Other clients Zapata AI has worked with include Andretti, European financial institution BBVA, BP, and DARPA. Complex optimization problems benefit from the application of quantum computing while generative AI provides the ability to generate new data and ways to solve problems.
“It’s not a fight between classical and quantum,” said Mauri. “It’s a synergy between the two, connecting two worlds. We can enhance classical with quantum and these things work really well together.”
Zapata has conducted research in the best ways to evaluate and leverage the combination of generation AI and quantum computing, efforts that are especially important given the scarcity and limitations of current quantum hardware and the classic hardware intensive nature of generative AI. The company has been able to use quantum plus generative AI models to more effectively evaluate chemical combinations for new drugs.

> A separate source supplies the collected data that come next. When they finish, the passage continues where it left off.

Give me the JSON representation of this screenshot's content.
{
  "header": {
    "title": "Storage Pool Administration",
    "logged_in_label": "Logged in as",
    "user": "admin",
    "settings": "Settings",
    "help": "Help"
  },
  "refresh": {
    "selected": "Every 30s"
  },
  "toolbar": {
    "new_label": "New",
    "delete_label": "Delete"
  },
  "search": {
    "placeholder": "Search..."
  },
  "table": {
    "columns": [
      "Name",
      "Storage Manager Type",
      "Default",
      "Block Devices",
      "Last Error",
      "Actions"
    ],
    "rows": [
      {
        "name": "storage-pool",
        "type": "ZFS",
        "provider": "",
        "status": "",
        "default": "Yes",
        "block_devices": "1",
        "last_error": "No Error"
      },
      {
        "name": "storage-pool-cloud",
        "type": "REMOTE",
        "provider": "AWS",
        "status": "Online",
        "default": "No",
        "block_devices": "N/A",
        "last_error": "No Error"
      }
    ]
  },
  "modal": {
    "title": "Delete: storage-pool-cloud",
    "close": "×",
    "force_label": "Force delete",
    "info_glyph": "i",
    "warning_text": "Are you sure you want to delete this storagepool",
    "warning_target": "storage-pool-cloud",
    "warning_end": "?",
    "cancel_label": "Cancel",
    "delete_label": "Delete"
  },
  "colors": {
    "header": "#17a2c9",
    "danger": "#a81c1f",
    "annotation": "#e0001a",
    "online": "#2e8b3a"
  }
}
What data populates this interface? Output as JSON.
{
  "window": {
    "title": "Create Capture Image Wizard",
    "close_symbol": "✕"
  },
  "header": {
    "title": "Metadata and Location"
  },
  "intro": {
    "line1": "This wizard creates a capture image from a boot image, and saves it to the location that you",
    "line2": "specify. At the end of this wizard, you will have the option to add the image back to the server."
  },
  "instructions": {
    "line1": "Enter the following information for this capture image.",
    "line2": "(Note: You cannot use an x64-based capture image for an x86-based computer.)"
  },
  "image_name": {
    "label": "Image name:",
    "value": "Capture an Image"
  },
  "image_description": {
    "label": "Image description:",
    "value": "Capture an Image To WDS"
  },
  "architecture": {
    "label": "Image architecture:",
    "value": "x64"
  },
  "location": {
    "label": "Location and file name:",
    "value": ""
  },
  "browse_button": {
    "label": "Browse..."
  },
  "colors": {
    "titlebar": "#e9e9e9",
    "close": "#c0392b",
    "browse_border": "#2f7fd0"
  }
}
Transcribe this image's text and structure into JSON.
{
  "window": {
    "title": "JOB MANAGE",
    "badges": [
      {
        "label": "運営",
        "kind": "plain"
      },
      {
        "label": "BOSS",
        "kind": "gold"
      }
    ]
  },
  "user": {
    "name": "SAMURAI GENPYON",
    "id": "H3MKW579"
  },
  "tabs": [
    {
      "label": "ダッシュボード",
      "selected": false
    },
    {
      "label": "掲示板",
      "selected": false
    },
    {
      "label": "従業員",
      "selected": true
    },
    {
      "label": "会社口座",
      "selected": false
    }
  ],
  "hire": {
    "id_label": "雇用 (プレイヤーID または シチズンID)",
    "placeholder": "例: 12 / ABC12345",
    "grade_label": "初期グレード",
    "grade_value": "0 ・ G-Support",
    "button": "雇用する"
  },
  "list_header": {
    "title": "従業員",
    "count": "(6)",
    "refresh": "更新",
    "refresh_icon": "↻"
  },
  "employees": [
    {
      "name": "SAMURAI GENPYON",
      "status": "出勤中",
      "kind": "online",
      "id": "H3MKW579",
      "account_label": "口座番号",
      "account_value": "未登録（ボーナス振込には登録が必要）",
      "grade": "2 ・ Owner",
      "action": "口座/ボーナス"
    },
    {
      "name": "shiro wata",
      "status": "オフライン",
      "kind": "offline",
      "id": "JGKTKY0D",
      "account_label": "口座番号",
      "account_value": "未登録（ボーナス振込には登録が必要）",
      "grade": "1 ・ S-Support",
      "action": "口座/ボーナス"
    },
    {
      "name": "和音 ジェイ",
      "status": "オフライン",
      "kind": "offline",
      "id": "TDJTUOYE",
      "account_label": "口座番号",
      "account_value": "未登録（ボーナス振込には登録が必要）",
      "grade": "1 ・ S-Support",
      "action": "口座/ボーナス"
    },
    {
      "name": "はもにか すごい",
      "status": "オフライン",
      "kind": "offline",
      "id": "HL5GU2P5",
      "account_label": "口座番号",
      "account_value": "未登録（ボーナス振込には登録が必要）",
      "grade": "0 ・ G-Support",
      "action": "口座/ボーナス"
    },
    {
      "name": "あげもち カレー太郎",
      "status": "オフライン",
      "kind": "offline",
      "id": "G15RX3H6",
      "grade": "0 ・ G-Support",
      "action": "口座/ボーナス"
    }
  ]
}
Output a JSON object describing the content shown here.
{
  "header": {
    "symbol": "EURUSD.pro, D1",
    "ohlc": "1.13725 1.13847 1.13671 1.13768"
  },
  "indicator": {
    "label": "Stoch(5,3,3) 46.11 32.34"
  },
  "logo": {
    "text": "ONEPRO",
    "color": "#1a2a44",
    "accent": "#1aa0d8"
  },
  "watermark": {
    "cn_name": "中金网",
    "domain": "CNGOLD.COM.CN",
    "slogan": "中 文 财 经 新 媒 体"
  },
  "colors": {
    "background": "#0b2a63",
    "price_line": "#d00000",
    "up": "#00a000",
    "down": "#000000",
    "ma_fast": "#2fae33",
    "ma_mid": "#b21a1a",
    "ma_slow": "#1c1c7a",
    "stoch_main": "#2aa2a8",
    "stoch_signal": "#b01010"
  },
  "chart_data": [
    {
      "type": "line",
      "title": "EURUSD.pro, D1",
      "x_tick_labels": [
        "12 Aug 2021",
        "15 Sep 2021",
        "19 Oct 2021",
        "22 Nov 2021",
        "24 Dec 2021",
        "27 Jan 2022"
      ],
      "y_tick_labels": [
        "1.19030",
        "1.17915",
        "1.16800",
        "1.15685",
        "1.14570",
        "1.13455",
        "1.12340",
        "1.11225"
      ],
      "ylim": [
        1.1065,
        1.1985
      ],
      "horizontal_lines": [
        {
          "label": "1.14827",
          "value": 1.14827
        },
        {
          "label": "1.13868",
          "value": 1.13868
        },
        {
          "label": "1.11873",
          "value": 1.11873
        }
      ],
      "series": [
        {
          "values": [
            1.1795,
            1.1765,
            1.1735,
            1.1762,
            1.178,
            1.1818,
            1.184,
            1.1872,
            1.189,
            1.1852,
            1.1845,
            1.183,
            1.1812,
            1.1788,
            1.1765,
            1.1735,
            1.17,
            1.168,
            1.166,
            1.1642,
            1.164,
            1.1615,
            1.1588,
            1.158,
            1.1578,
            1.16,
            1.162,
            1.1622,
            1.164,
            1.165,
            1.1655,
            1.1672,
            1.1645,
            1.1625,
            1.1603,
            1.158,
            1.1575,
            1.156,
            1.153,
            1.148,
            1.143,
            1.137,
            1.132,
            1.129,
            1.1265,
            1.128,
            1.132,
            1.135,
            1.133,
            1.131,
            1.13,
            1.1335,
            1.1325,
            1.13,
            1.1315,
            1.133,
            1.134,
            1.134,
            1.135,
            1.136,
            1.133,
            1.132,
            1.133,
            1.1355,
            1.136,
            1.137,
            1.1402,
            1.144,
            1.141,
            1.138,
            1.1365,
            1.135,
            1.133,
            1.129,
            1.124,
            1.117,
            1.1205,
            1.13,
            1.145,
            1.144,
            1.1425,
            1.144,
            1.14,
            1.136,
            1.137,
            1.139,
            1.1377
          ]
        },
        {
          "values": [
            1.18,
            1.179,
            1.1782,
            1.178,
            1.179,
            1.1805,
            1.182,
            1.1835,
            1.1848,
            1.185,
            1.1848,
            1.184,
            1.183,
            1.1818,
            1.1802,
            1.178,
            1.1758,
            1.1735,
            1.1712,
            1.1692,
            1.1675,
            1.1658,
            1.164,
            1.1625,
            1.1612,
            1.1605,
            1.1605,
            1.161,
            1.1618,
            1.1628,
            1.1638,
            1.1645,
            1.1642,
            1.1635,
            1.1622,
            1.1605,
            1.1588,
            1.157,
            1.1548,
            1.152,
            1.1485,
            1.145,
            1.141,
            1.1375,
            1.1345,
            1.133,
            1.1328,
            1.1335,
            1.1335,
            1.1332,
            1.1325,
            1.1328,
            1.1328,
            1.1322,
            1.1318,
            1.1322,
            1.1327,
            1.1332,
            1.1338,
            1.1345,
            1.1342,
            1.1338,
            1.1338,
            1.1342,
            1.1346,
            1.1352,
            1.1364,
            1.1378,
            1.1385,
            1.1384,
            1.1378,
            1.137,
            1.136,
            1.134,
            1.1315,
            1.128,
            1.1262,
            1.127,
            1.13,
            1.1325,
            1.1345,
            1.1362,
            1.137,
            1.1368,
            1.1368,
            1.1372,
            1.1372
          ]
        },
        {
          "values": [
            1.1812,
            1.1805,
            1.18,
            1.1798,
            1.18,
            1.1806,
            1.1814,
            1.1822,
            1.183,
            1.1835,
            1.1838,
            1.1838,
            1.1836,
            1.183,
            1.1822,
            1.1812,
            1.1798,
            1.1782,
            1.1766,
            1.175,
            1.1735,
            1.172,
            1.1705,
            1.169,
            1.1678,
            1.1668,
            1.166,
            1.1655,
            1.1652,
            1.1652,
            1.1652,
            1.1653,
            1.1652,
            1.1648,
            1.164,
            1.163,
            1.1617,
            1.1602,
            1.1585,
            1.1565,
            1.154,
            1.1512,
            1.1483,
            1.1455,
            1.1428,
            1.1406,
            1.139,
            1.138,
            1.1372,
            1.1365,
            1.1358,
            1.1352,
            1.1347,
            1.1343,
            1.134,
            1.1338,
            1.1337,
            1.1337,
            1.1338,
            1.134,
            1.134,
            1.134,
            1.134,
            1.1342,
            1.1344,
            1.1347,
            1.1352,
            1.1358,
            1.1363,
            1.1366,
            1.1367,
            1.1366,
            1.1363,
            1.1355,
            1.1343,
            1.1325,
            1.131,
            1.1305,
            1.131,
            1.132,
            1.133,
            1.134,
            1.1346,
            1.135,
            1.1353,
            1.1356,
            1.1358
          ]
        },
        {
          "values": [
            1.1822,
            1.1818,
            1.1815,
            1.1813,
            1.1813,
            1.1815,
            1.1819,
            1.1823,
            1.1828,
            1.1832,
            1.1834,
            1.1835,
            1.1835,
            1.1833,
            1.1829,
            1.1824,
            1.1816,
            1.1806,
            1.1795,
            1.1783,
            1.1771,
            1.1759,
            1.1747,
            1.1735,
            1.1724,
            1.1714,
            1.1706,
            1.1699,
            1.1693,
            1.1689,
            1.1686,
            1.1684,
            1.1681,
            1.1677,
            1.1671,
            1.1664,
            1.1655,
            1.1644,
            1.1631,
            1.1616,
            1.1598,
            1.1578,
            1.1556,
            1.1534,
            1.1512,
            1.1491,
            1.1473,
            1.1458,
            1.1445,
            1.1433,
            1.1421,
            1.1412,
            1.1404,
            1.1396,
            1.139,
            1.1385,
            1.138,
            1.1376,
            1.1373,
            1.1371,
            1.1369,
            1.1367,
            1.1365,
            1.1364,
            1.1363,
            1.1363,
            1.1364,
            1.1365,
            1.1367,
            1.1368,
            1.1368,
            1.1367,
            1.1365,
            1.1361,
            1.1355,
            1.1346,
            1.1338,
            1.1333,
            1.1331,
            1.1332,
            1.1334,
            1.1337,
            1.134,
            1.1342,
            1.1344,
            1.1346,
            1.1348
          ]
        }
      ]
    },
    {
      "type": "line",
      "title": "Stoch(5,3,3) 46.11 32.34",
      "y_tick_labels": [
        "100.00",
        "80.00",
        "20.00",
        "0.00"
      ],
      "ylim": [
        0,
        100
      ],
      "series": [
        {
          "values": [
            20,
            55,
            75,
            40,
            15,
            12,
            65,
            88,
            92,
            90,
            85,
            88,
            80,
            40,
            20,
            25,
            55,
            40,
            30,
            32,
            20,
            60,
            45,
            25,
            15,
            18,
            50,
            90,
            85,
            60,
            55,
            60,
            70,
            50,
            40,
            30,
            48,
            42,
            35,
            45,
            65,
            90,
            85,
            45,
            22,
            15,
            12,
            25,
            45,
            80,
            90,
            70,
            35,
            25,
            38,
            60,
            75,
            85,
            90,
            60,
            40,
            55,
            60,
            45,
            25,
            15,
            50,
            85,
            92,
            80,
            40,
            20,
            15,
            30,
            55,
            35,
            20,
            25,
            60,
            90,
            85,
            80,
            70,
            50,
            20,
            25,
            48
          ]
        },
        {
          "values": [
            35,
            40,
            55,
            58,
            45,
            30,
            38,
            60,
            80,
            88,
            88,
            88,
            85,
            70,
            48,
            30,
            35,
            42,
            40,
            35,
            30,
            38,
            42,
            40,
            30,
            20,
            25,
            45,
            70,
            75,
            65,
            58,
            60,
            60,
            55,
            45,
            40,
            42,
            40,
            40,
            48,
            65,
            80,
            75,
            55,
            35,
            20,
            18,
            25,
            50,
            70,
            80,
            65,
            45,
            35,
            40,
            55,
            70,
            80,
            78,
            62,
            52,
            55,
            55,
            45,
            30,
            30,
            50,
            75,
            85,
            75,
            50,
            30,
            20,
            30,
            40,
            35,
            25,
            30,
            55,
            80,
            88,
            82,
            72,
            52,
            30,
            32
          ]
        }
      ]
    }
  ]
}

“Drug development is quite complicated in the sense that it is time consuming, resource consuming, and it has a very low probability of success,” said Mauri. “You have to come up with new molecules, synthesize them, test them. If you have to put something together and test it, it’s very expensive in terms of resources and time. It usually takes 10 years for a new medicine that can be created from initial discoveries to the marketplace.”
Quantum computing can generate viable compounds quicker, providing a boost to generative AI engines searching for new solutions for medicines, battery improvements, and other material challenges that were traditionally conducted on a trial-and-error basis in the laboratory. For more information on the ways quantum computing can boost generative AI, listen to the latest Fiber for Breakfast podcast.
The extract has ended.